The Developer Experience: A Partnership, Not a Portal
There’s a version of “platform” that means you get documentation, an API key, and a support email that responds sometime between now and eventually. That wasn’t this.
“The Vim team has guided us every step of the way, from initial ideation and scoping to now preparing for release,” says Faruque. “They’ve been responsive whenever we needed help and have consistently supported us throughout the product development process.”
For a team building in healthcare where the regulatory landscape is dense, the stakes are personal, and one misstep can set you back months, that kind of guided partnership changes the trajectory. Vim Connect’s marketplace model also means FRQ Tech doesn’t have to build a distribution strategy from scratch. Much of the infrastructure for discovery, deployment, and iteration already exists, so instead of pouring resources into go-to-market plumbing, they can invest more of that energy into the product itself.
Why This Matters Now: $50 Billion Worth of Relevance
Washington doesn’t always get timing right, but every now and then, policy catches up with reality.
The newly authorized Rural Health Transformation Program (RHTP) is directing $50 billion in federal funding over five years toward strengthening rural healthcare delivery, with technology innovation, new care models, and workforce sustainability as explicit priorities. That’s $10 billion a year pointed squarely at the kind of practices FRQ Tech was already building for.

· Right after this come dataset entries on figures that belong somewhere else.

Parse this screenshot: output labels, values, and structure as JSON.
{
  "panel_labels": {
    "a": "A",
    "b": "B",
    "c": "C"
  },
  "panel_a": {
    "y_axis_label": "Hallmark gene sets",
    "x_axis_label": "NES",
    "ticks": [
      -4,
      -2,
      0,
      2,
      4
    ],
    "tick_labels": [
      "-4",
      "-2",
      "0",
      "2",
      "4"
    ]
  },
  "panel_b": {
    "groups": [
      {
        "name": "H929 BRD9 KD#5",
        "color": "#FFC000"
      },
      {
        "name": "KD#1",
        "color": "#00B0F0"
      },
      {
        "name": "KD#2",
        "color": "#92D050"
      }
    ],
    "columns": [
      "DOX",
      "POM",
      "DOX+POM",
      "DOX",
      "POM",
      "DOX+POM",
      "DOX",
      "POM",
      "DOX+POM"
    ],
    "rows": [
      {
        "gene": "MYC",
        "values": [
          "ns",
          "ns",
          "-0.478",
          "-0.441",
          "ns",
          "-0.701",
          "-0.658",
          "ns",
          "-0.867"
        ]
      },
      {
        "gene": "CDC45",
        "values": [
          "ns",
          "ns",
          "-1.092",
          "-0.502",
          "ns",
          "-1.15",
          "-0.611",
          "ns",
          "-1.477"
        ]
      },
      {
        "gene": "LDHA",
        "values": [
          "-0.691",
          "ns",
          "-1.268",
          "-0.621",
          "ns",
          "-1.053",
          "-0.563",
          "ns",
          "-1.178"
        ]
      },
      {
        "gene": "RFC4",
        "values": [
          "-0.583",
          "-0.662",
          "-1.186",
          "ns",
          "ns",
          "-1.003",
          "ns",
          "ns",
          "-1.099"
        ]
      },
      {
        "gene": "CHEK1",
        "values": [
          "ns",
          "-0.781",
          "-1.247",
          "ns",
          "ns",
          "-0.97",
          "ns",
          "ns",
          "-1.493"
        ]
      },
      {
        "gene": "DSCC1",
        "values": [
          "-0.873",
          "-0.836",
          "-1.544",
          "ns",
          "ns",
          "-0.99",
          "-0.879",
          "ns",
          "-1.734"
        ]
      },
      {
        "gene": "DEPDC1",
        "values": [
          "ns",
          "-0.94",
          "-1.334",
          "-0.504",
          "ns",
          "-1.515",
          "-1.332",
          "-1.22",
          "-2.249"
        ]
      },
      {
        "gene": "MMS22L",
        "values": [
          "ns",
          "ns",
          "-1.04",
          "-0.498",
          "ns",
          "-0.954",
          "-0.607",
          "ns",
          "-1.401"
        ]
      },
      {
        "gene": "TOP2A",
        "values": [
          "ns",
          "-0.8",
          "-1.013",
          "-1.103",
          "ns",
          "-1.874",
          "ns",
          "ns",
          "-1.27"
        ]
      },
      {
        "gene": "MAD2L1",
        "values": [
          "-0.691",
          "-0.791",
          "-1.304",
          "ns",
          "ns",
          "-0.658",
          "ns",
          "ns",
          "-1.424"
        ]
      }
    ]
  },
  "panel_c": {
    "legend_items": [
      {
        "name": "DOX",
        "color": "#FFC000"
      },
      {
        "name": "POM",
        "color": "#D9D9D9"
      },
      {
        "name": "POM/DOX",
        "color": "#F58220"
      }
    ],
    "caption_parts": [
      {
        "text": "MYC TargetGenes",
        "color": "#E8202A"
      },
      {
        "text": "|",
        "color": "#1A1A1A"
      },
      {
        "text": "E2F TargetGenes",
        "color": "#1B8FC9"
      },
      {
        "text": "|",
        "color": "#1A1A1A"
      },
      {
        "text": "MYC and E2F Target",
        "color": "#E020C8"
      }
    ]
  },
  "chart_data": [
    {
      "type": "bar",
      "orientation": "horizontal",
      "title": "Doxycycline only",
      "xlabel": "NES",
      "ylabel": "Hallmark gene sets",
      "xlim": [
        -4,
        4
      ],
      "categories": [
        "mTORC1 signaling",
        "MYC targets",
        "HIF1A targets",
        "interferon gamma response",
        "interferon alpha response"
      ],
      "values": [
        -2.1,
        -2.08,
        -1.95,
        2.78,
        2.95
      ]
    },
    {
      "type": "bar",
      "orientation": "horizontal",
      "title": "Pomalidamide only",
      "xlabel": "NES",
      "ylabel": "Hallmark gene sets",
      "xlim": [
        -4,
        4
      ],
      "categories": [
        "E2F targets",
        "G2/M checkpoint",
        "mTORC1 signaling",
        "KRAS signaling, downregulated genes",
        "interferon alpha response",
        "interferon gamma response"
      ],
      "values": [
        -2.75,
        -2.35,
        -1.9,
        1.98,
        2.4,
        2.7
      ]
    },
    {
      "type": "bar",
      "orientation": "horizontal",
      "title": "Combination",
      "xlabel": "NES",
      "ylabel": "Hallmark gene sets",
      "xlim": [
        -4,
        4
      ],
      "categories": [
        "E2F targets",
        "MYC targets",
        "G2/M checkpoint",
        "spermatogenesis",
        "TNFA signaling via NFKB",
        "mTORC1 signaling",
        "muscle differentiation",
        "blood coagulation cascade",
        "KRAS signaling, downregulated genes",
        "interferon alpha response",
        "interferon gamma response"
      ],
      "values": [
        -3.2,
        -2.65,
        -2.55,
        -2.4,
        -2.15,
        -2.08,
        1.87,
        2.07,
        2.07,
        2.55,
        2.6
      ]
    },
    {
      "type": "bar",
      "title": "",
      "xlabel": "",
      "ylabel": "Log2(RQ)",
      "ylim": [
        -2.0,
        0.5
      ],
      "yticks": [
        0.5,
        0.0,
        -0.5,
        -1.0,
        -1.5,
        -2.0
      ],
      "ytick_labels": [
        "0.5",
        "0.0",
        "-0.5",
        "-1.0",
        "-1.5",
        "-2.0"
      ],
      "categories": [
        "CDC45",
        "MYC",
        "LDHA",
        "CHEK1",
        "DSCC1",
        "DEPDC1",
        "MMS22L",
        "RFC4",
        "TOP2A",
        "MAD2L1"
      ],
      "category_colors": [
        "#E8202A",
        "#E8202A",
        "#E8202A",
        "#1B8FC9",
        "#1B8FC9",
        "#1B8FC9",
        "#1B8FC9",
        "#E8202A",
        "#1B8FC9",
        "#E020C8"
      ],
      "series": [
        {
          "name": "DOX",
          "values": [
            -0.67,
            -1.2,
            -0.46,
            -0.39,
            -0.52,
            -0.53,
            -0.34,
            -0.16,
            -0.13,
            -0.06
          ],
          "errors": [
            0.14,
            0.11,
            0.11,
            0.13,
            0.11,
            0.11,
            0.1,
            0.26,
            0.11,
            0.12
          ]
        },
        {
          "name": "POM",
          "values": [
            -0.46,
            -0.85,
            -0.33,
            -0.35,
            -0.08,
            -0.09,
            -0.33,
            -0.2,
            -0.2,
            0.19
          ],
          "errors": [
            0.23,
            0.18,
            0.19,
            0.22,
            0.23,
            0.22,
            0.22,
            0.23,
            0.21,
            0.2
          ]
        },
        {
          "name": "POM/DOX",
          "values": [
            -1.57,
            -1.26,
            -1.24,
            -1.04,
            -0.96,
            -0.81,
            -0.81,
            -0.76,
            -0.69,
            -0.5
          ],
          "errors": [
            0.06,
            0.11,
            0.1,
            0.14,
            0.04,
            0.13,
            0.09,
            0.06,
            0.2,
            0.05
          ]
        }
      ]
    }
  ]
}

Rural and community clinics are where follow-up work falls through the cracks hardest. They are dealing with smaller teams, fewer resources, and the same relentless pressure to close care gaps and hit quality benchmarks that health systems ten times their size face. The RHTP’s emphasis on telehealth, remote care, and technology-enabled workflows is the federal government essentially saying out loud what builders like Faruque already knew: these practices need tools that take work off the pile, not add to it.
For health-tech developers, the signal is pretty clear. The practices most desperate for automation are also the ones least able to adopt complex standalone tools. Solutions that embed directly into existing workflows, no new logins, no new tabs, no new burdens, are exactly what this moment demands. What FRQ Tech is doing through Vim Connect isn’t just well-timed. It’s well-aimed.
Building for the Workflow, Not Around It
The most interesting thing about FRQ Tech isn’t their feature list. It’s their instinct.
In a health-tech landscape crowded with solutions that ask care teams to come to them, another dashboard, another portal, another thing to check, FRQ made a different bet. Build for the workflow itself, integrate within the EHR. Automate the work that keeps getting delayed, and do it without asking anyone to change how they already operate.
That instinct reflects a broader pattern emerging across the Vim Connect ecosystem. The tools that gain traction aren’t always the ones with the splashiest launch or the biggest name behind them. They’re the ones that focus on removing friction at the moment of care, that make the right thing to do also the easy thing to do.
As healthcare continues its gradual, sometimes reluctant march toward value-based care, the practices that thrive will be the ones that can close care gaps at scale without burning out the people doing the closing. And they’re doing it from inside the workflow, which, it turns out, is the place where it actually works.